La guerrera chasqueó el yesquero que había sobre la mesa y encendió una gruesa vela. La llama temblorosa arrancó destellos fantasmagóricos en la calavera del capitán muerto y Sturm, tras escurrir su empapado pañuelo, cubrió con él el lúgubre cráneo.
—¿Se empeñaba en mirarte? —dijo Kitiara sarcástica. La mujer alargó una mano para sujetarse, ya que el suelo subía y bajaba con la regularidad de un balancín. Sturm hizo caso omiso de su comentario y sugirió.
—Tendremos que arriar las velas. Si nos coge un viento racheado, zozobraremos.
—No subiré ahí arriba con este vendaval.
—No es preciso que vengas. Cortaré los estays de las velas bajas. Con seguridad se las llevará el aire, pero con eso será suficiente. —El hombre se dirigió a la puerta de la cabina, con la espada ya desenfundada.
—¡Espera un momento!
Kitiara había encontrado un cabo de amarre en una de las gavetas de la cabina y se acercó al caballero.
—Levanta los brazos —le indicó. Luego rodeó el pecho del hombre con la cuerda y la anudó.

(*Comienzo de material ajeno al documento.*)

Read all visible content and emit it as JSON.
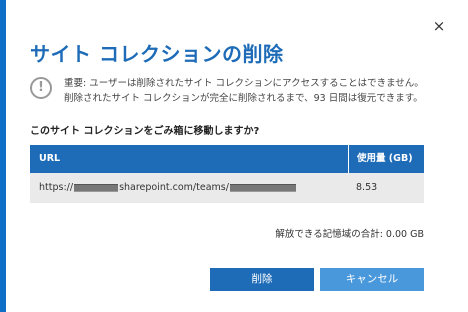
{
  "dialog": {
    "title": "サイト コレクションの削除",
    "close_glyph": "×",
    "warning_glyph": "!",
    "notice": "重要: ユーザーは削除されたサイト コレクションにアクセスすることはできません。削除されたサイト コレクションが完全に削除されるまで、93 日間は復元できます。",
    "question": "このサイト コレクションをごみ箱に移動しますか?"
  },
  "table": {
    "headers": {
      "url": "URL",
      "size": "使用量 (GB)"
    },
    "rows": [
      {
        "url_prefix": "https://",
        "url_middle": "sharepoint.com/teams/",
        "size": "8.53"
      }
    ]
  },
  "summary": {
    "total": "解放できる記憶域の合計: 0.00 GB"
  },
  "buttons": {
    "delete": "削除",
    "cancel": "キャンセル"
  },
  "colors": {
    "accent": "#1e6cb8",
    "accent_light": "#4a98dc",
    "row_background": "#eaeaea"
  },
  "icons": {
    "close": "close-icon",
    "warning": "warning-icon"
  }
}
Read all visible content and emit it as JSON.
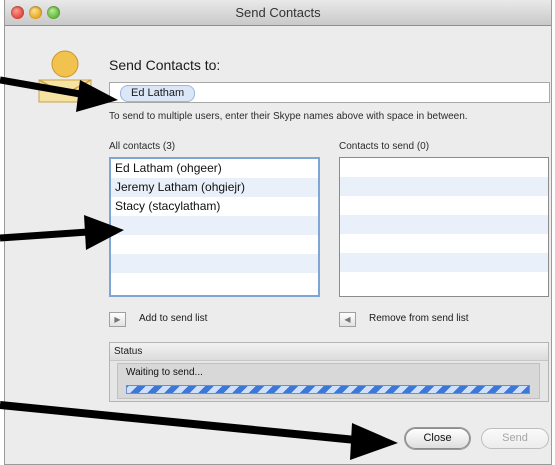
{
  "window": {
    "title": "Send Contacts"
  },
  "send_to": {
    "heading": "Send Contacts to:",
    "token": "Ed Latham",
    "hint": "To send to multiple users, enter their Skype names above with space in between."
  },
  "all_contacts": {
    "label": "All contacts (3)",
    "items": [
      "Ed Latham (ohgeer)",
      "Jeremy Latham (ohgiejr)",
      "Stacy (stacylatham)"
    ]
  },
  "contacts_to_send": {
    "label": "Contacts to send (0)",
    "items": []
  },
  "buttons": {
    "add_label": "Add to send list",
    "remove_label": "Remove from send list",
    "close_label": "Close",
    "send_label": "Send"
  },
  "status": {
    "title": "Status",
    "message": "Waiting to send...",
    "indeterminate": true
  },
  "colors": {
    "accent": "#3d78d6",
    "selection_border": "#7fa4d8",
    "row_alt": "#eaf0f9"
  }
}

—No se te ocurra darte un chapuzón —le advirtió burlona.
—Procuraré no hacerlo.
Cuando Sturm abrió la puerta, recibió la embestida del ventarrón. Avanzó tambaleante hasta el palo mayor y cercenó los aparejos de la vela con golpes rápidos y precisos. La lona aleteó como algo vivo al quedar libre de la verga. El caballero pasó debajo de la arboladura, se encaminó hacia el palo del trinquete y repitió la misma operación. La nave se desplazó con más suavidad al quedar sólo las gabias y las cebaderas, y Sturm regresó al alcázar.
—Ya no se mueve tanto —comentó Kitiara mientras abría la puerta. Las ropas y el cabello del hombre chorreaban agua.
—¿Qué hacemos ahora?
—Bajemos a explorar —sugirió la guerrera.
—¿Has olvidado el maleficio?
El semblante de Kitiara se tornó tenso.
—No, no lo he olvidado. Pero si lo que hemos visto aquí es un ejemplo de lo que hay a bordo, no me preocupa en exceso. —Acto seguido golpeó levemente la calavera cubierta con el pañuelo. El cráneo se desprendió de las vértebras y cayó sobre la mesa. Quedó boca arriba, las cuencas vacías prendidas con fijeza en los intrusos.